Standing 6-foot-5 and in the 220-pound range, he secured 192 tackles — 35 for loss — and 16 sacks the last two seasons.
“I love playing sideline to sideline, creating big hits and just wreaking havoc,” Smith said while assessing his abilities.
Mike Fletcher, a former all-conference defensive back at Oregon who coaches linebackers throughout The Opening’s national camp circuit, described a compelling athlete after working Smith through drills in April 2017.
“Obviously the first thing you notice is his size, especially with those long arms,” Fletcher said. “He’s got a really great frame so young, which brings up the question when you watch his film. He’s like a Swiss Army knife, so which position will he play at the next level?”

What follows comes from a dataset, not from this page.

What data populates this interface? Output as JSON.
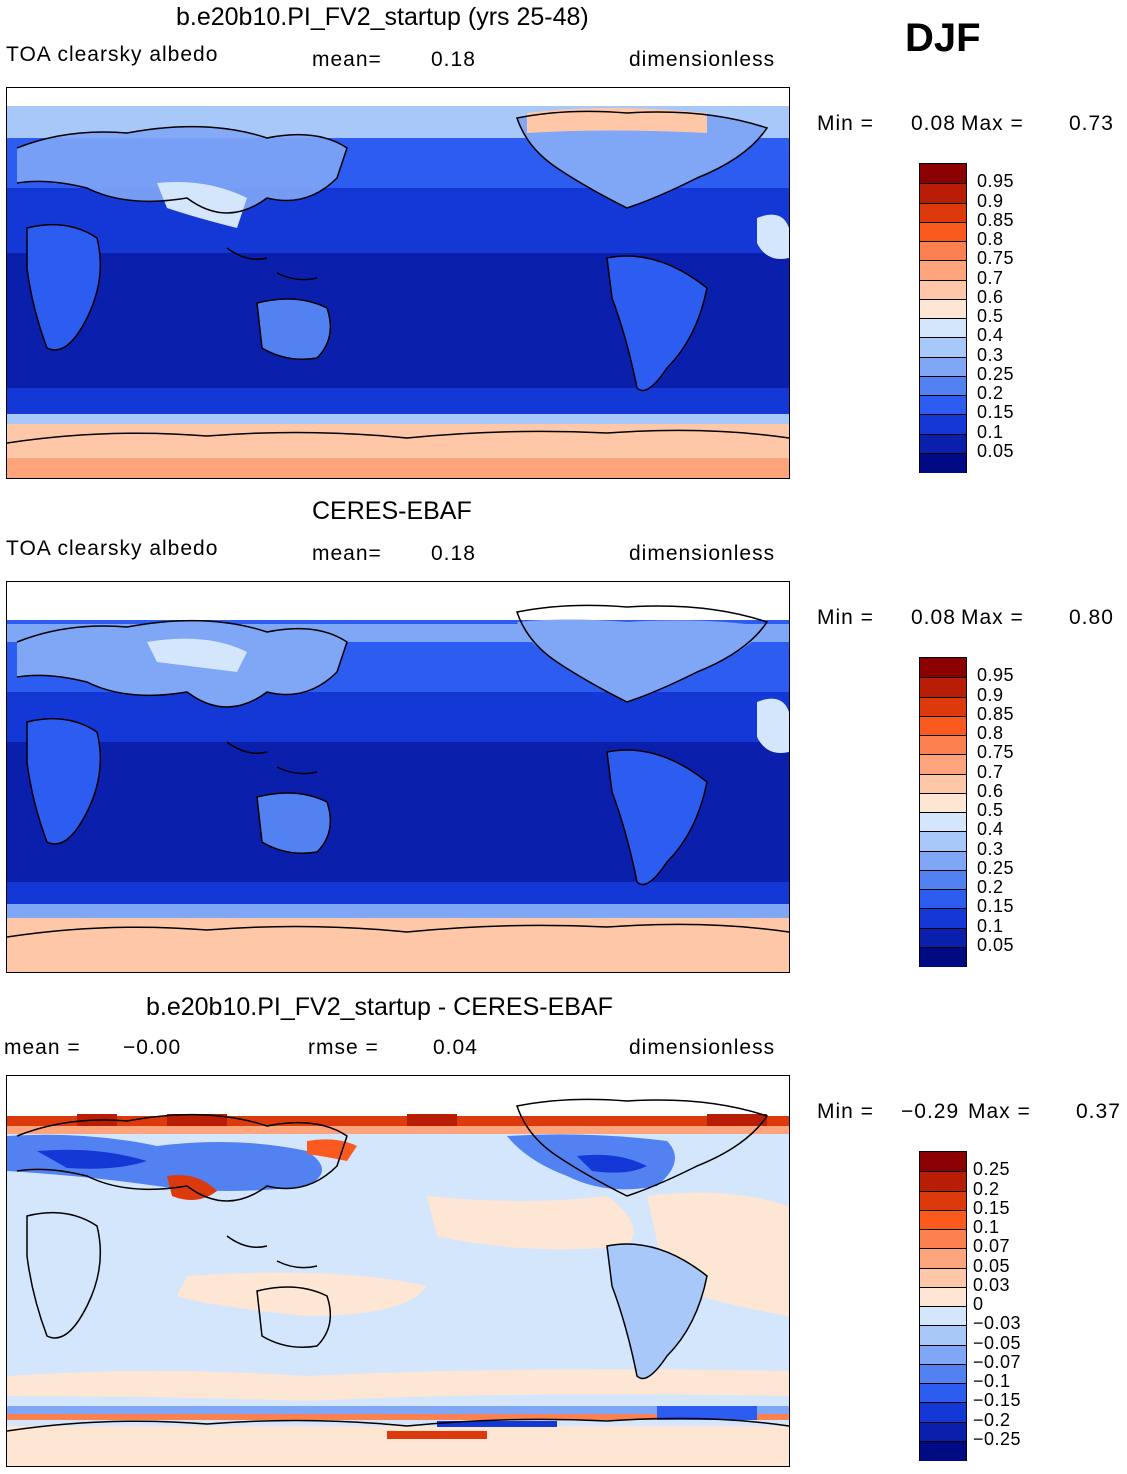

Smith’s high school staff considered moving him to defensive end last offseason but he ultimately remained at middle linebacker and helped lead Louisa County (Mineral, Va.) to a state championship game appearance.
“Brandon has a bright future ahead of him,” Fletcher said. “He’s a smart kid, he listens, he has very violent hands and keeps his feet moving through contact. He finishes well, and that’s one thing that really stands out on film. … His love for the game and demeanor on defense will be infectious and spread to other guys. Those are players a coach needs to have on the field and in the classroom. The guy is juiced up about the opportunity to play this game, and that’s someone you want in your program.”
Plenty of programs, including eventual Big Ten opponents, pursued Smith. The same can be said about Ellis, Luketa and Parsons.
Penn State prevailed in each recruitment and, as a result, the future of Linebacker U appears as promising as ever.